Online classes are tricky. No one is watching, no one (except you) cares if you do your homework. No one knows you have 63 other browser tabs open, and a phone on your keyboard. How do you focus?
A major part of my ability to focus in online classes comes from good, old-fashioned taking notes. Here’s my rule: If I can’t write down what just happened, I don’t know what just happened, and I need to close the TV Tropes Periodic Table of Storytelling and actually watch the lecture.
But how do I actually take notes? Pen or keyboard? Crazy diagrams, paragraphs, inscrutable bullet points? What am I actually doing?
Short answer: It depends how hard the material is.
Here are the two basic note taking techniques I use.
Technique One: Gathering Trivia
I use this technique if I’m just recording bits of information. For example, the slide is presenting a list of helpful shell commands. I should be awake; I should watch the lecture. I should not spend big piles of effort to record what mkdir does.
In this level: I take notes by typing. (I find typing gives less retention than handwriting, but it’s much faster, and we already agreed that this material is pretty easy.) I allow myself to use screen grabs to capture graphics, rather than drawing them myself. I do this because I need the diagram only for reference; I do not need to internalize some new concept from it.
If I find I have made a long list of things I must remember, then I might go back at my notes and make flashcards.
The goal of this type of notes is to make it so that I can review a list of information without re-watching whole videos. The result is usually a document with a few screenshots pasted in, and some lists of facts and terms. This technique is fast, but is only useful for easy material.

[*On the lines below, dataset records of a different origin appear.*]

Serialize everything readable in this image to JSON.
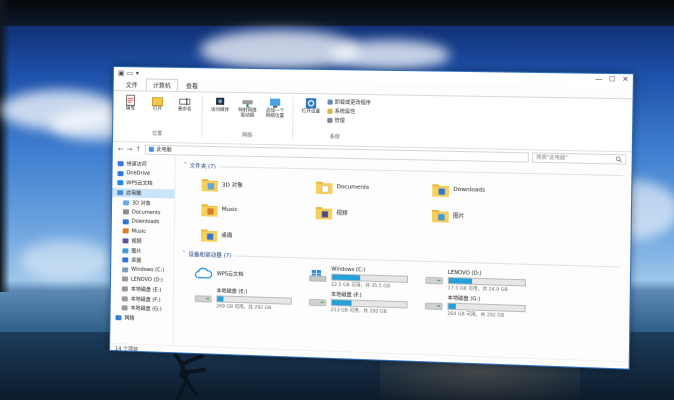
{
  "window": {
    "quick_access": "▣ ▭ ▾",
    "controls": [
      "—",
      "☐",
      "✕"
    ],
    "tabs": [
      {
        "label": "文件",
        "active": false
      },
      {
        "label": "计算机",
        "active": true
      },
      {
        "label": "查看",
        "active": false
      }
    ],
    "ribbon": {
      "groups": [
        {
          "name": "位置",
          "buttons": [
            "属性",
            "打开",
            "重命名"
          ]
        },
        {
          "name": "网络",
          "buttons": [
            "访问媒体",
            "映射网络驱动器",
            "添加一个网络位置"
          ]
        },
        {
          "name": "系统",
          "buttons": [
            "打开设置"
          ],
          "items": [
            "卸载或更改程序",
            "系统属性",
            "管理"
          ]
        }
      ]
    },
    "address": {
      "back": "←",
      "forward": "→",
      "up": "↑",
      "path": "此电脑",
      "search_placeholder": "搜索\"此电脑\"",
      "search_icon": "search-icon"
    },
    "nav": [
      {
        "label": "快速访问",
        "icon": "star-icon",
        "color": "#3d7ad6",
        "child": false,
        "selected": false
      },
      {
        "label": "OneDrive",
        "icon": "cloud-icon",
        "color": "#2e78d2",
        "child": false,
        "selected": false
      },
      {
        "label": "WPS云文档",
        "icon": "cloud-icon",
        "color": "#1f8be0",
        "child": false,
        "selected": false
      },
      {
        "label": "此电脑",
        "icon": "computer-icon",
        "color": "#4a90d9",
        "child": false,
        "selected": true
      },
      {
        "label": "3D 对象",
        "icon": "cube-icon",
        "color": "#6aa9e6",
        "child": true,
        "selected": false
      },
      {
        "label": "Documents",
        "icon": "document-icon",
        "color": "#8c8c8c",
        "child": true,
        "selected": false
      },
      {
        "label": "Downloads",
        "icon": "download-icon",
        "color": "#2e78d2",
        "child": true,
        "selected": false
      },
      {
        "label": "Music",
        "icon": "music-icon",
        "color": "#e07b1f",
        "child": true,
        "selected": false
      },
      {
        "label": "视频",
        "icon": "video-icon",
        "color": "#5a5a9a",
        "child": true,
        "selected": false
      },
      {
        "label": "图片",
        "icon": "picture-icon",
        "color": "#3c9bd8",
        "child": true,
        "selected": false
      },
      {
        "label": "桌面",
        "icon": "desktop-icon",
        "color": "#2e78d2",
        "child": true,
        "selected": false
      },
      {
        "label": "Windows (C:)",
        "icon": "drive-icon",
        "color": "#7f9db8",
        "child": true,
        "selected": false
      },
      {
        "label": "LENOVO (D:)",
        "icon": "drive-icon",
        "color": "#9a9a9a",
        "child": true,
        "selected": false
      },
      {
        "label": "本地磁盘 (E:)",
        "icon": "drive-icon",
        "color": "#9a9a9a",
        "child": true,
        "selected": false
      },
      {
        "label": "本地磁盘 (F:)",
        "icon": "drive-icon",
        "color": "#9a9a9a",
        "child": true,
        "selected": false
      },
      {
        "label": "本地磁盘 (G:)",
        "icon": "drive-icon",
        "color": "#9a9a9a",
        "child": true,
        "selected": false
      },
      {
        "label": "网络",
        "icon": "network-icon",
        "color": "#3d7ad6",
        "child": false,
        "selected": false
      }
    ],
    "folders_header": "文件夹 (7)",
    "folders": [
      {
        "label": "3D 对象",
        "badge": "cube"
      },
      {
        "label": "Documents",
        "badge": "doc"
      },
      {
        "label": "Downloads",
        "badge": "down"
      },
      {
        "label": "Music",
        "badge": "music"
      },
      {
        "label": "视频",
        "badge": "video"
      },
      {
        "label": "图片",
        "badge": "pic"
      },
      {
        "label": "桌面",
        "badge": "desk"
      }
    ],
    "drives_header": "设备和驱动器 (7)",
    "drives": [
      {
        "label": "WPS云文档",
        "type": "cloud",
        "space": "",
        "fill": 0
      },
      {
        "label": "Windows (C:)",
        "type": "windows",
        "space": "22.5 GB 可用，共 35.5 GB",
        "fill": 0.37
      },
      {
        "label": "LENOVO (D:)",
        "type": "disk",
        "space": "17.3 GB 可用，共 24.9 GB",
        "fill": 0.31
      },
      {
        "label": "本地磁盘 (E:)",
        "type": "disk",
        "space": "269 GB 可用，共 292 GB",
        "fill": 0.08
      },
      {
        "label": "本地磁盘 (F:)",
        "type": "disk",
        "space": "213 GB 可用，共 292 GB",
        "fill": 0.27
      },
      {
        "label": "本地磁盘 (G:)",
        "type": "disk",
        "space": "264 GB 可用，共 292 GB",
        "fill": 0.1
      }
    ],
    "status": "14 个项目"
  }
}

Technique Two: New Concepts
(This technique is for use in areas of Highly Efficient Learning.)
I use this technique when I am learning something that was, before I studied it, completely foreign, or that is such an important and central concept that I must understand it really well. The main difference between this technique and technique one is that here I am trying to master a concept, not record a fact.

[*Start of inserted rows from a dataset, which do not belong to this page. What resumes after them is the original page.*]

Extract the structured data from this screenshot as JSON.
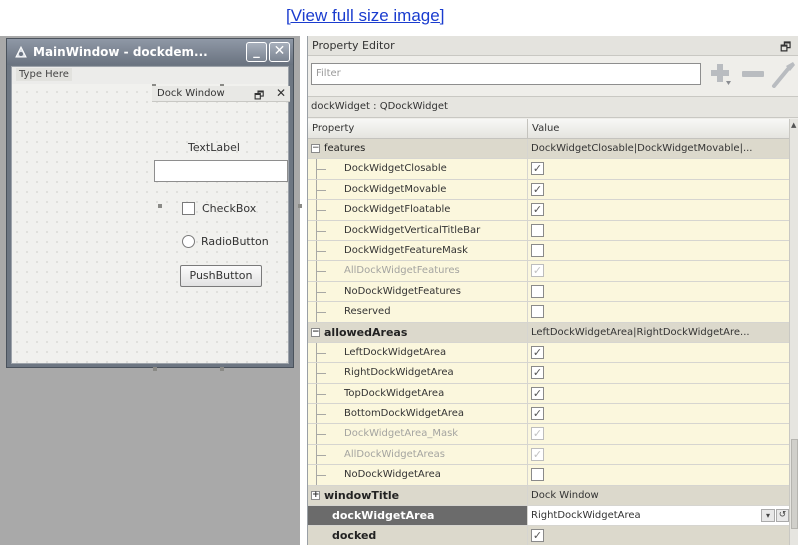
{
  "link_text": "[View full size image]",
  "main_window": {
    "title": "MainWindow - dockdem...",
    "minimize_glyph": "_",
    "close_glyph": "✕",
    "menu_placeholder": "Type Here",
    "dock": {
      "title": "Dock Window",
      "float_glyph": "🗗",
      "close_glyph": "✕",
      "text_label": "TextLabel",
      "checkbox_label": "CheckBox",
      "radio_label": "RadioButton",
      "push_button_label": "PushButton"
    }
  },
  "property_editor": {
    "title": "Property Editor",
    "float_glyph": "🗗",
    "filter_placeholder": "Filter",
    "object_name": "dockWidget : QDockWidget",
    "column_property": "Property",
    "column_value": "Value",
    "rows": [
      {
        "name": "features",
        "value": "DockWidgetClosable|DockWidgetMovable|...",
        "kind": "group",
        "expander": "−"
      },
      {
        "name": "DockWidgetClosable",
        "value": "✓",
        "kind": "check"
      },
      {
        "name": "DockWidgetMovable",
        "value": "✓",
        "kind": "check"
      },
      {
        "name": "DockWidgetFloatable",
        "value": "✓",
        "kind": "check"
      },
      {
        "name": "DockWidgetVerticalTitleBar",
        "value": "",
        "kind": "check"
      },
      {
        "name": "DockWidgetFeatureMask",
        "value": "",
        "kind": "check"
      },
      {
        "name": "AllDockWidgetFeatures",
        "value": "✓",
        "kind": "check-dim"
      },
      {
        "name": "NoDockWidgetFeatures",
        "value": "",
        "kind": "check"
      },
      {
        "name": "Reserved",
        "value": "",
        "kind": "check"
      },
      {
        "name": "allowedAreas",
        "value": "LeftDockWidgetArea|RightDockWidgetAre...",
        "kind": "group-bold",
        "expander": "−"
      },
      {
        "name": "LeftDockWidgetArea",
        "value": "✓",
        "kind": "check"
      },
      {
        "name": "RightDockWidgetArea",
        "value": "✓",
        "kind": "check"
      },
      {
        "name": "TopDockWidgetArea",
        "value": "✓",
        "kind": "check"
      },
      {
        "name": "BottomDockWidgetArea",
        "value": "✓",
        "kind": "check"
      },
      {
        "name": "DockWidgetArea_Mask",
        "value": "✓",
        "kind": "check-dim"
      },
      {
        "name": "AllDockWidgetAreas",
        "value": "✓",
        "kind": "check-dim"
      },
      {
        "name": "NoDockWidgetArea",
        "value": "",
        "kind": "check"
      },
      {
        "name": "windowTitle",
        "value": "Dock Window",
        "kind": "group-bold",
        "expander": "+"
      },
      {
        "name": "dockWidgetArea",
        "value": "RightDockWidgetArea",
        "kind": "selected"
      },
      {
        "name": "docked",
        "value": "✓",
        "kind": "bold-check"
      }
    ],
    "combo_glyph": "▾",
    "reset_glyph": "↺",
    "scroll_up_glyph": "▲"
  }
}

This is technique completely different from Technique One:
First, I take notes on paper, ideally on a graph paper notebook.
Second, I pause the video constantly. The video might be paused for 2/3s of the time I am working with it. Why? So that I can write down key concepts.
What do I write? I write short explanations, to my future self, about the concepts. I use the time when the video was paused to translate what the instructor said into something that I will remember. If the instructor gives on definition of a term, I will try to give an equivalent definition in my own words. If the instructor uses a term I don’t know, I will pause the video, look it up, and write down the definition. I also spend a lot of time making connections. I might pause the video and write furiously for a few minutes about how the video relates to another class I am taking, for example.
In this technique, I do not take screenshots. I will recall diagrams and equations better if I draw them myself. If there’s a complicated diagram in the video, I will pause the video, copy down the diagram by hand, then write a sentence explaining what I drew.
The end result is a notebook full of short sentences that represents how I explained this concept to myself. The goal of this notebook is to be able to refresh the conceptual knowledge that was embedded in the video.